This is definitely one of the most highly-anticipated sequels that readers have been salivating over...waiting for the time they could rejoin Miss Peregrine’s peculiar children and see what their next steps would be. For those who are wondering, the vintage photographs are still incredible and unbelievably realistic. They not only bring out the goose bumps, but also scream for the reader to turn on all the lights in the house while reading...just in case the subjects in those peculiar photos come to life.
The first book in this series was immensely popular because of the extreme inventiveness of the writer, Ransom Riggs, and everyone will agree that Riggs delivers yet again with Hollow City.

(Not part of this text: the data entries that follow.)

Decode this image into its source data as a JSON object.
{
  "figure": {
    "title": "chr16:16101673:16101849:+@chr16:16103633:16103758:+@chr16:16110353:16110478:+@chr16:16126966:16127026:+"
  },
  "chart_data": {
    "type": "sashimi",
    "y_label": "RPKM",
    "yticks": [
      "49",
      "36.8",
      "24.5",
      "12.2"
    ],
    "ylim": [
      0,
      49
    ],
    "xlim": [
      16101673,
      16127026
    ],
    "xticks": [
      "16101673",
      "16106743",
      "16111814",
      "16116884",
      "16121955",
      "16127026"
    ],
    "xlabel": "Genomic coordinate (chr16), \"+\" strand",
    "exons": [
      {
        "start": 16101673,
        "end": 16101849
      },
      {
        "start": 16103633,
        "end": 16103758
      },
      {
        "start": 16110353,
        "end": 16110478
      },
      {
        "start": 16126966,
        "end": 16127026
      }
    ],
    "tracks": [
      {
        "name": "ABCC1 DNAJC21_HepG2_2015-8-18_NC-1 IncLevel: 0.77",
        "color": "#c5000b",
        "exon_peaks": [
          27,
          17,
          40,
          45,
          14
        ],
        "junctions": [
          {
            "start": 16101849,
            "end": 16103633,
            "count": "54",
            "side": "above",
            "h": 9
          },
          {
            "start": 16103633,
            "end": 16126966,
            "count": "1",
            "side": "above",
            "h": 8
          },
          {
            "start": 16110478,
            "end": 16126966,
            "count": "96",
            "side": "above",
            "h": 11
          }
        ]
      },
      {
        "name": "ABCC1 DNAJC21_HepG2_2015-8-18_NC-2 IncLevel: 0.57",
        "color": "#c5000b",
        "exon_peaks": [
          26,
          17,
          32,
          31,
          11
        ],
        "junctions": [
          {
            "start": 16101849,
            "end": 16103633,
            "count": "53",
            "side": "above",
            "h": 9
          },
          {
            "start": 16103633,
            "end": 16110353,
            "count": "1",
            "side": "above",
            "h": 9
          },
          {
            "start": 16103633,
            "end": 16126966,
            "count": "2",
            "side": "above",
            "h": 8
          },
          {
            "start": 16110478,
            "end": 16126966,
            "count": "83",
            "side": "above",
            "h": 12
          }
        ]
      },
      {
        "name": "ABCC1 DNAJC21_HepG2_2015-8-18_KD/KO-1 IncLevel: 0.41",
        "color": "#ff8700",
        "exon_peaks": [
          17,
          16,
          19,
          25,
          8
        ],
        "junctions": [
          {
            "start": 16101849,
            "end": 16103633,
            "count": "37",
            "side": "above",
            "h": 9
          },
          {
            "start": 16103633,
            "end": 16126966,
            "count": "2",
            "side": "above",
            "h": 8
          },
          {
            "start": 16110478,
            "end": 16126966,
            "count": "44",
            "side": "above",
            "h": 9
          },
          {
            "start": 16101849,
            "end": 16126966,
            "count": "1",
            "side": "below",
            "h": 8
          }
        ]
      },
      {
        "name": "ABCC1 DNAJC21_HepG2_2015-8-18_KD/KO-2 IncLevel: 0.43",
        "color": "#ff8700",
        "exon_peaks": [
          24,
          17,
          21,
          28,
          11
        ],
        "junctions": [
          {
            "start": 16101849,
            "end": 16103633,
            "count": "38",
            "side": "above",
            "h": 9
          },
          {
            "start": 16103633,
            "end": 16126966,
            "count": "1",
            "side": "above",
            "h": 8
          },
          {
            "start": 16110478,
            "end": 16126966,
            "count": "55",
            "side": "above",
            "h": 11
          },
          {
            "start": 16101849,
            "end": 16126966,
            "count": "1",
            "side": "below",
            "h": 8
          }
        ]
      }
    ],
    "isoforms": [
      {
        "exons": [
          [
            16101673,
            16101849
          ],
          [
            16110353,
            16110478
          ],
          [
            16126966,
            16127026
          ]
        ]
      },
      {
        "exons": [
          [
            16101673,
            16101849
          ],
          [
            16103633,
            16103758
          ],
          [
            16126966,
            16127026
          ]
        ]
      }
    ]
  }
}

To catch everyone up, the first book centered around Jacob Portman and the stories his grandfather told him about his own life in WWII, where he grew up in this ‘home of peculiar children.’ Jacob wasn’t sold on any of this, even after seeing the haunting photographs. So when his grandfather passed away, Jacob went on a journey to find out what was real and what was complete fabrication.
Hollow City begins exactly where Book I faded out. Jacob and his ‘peculiar’ companions are on the run from soldiers (which are actually wights); the kids need to get to London fast because that is the place where the cure resides that will transform Miss Peregrine from the bird form she’s stuck in, back to the woman they love and need.
Sinister...evil...all the things that go bump in the night are thrown at the children as they make their way on this very important journey; they even meet some new peculiar children along the way. But humans are not the only things they must bypass; strange animals, a gypsy troupe that may have their own agenda, telepathic characters, shape shifters - this has got it all! And, yes, Emma Bloom - the girl who can make fire with her hands - is also among Jacob’s problems, because he’s trying to figure out his love for her while searching for the hollowgasts that could tear their group apart.
The most amazing thing about this sequel is the fact that the inventive tale, along with the vintage photos, is even better than the first.
Quill says: Miss Peregrine’s realm is full of tension, fear and the unknown; it is a ‘habit’ NO reader will ever want to break.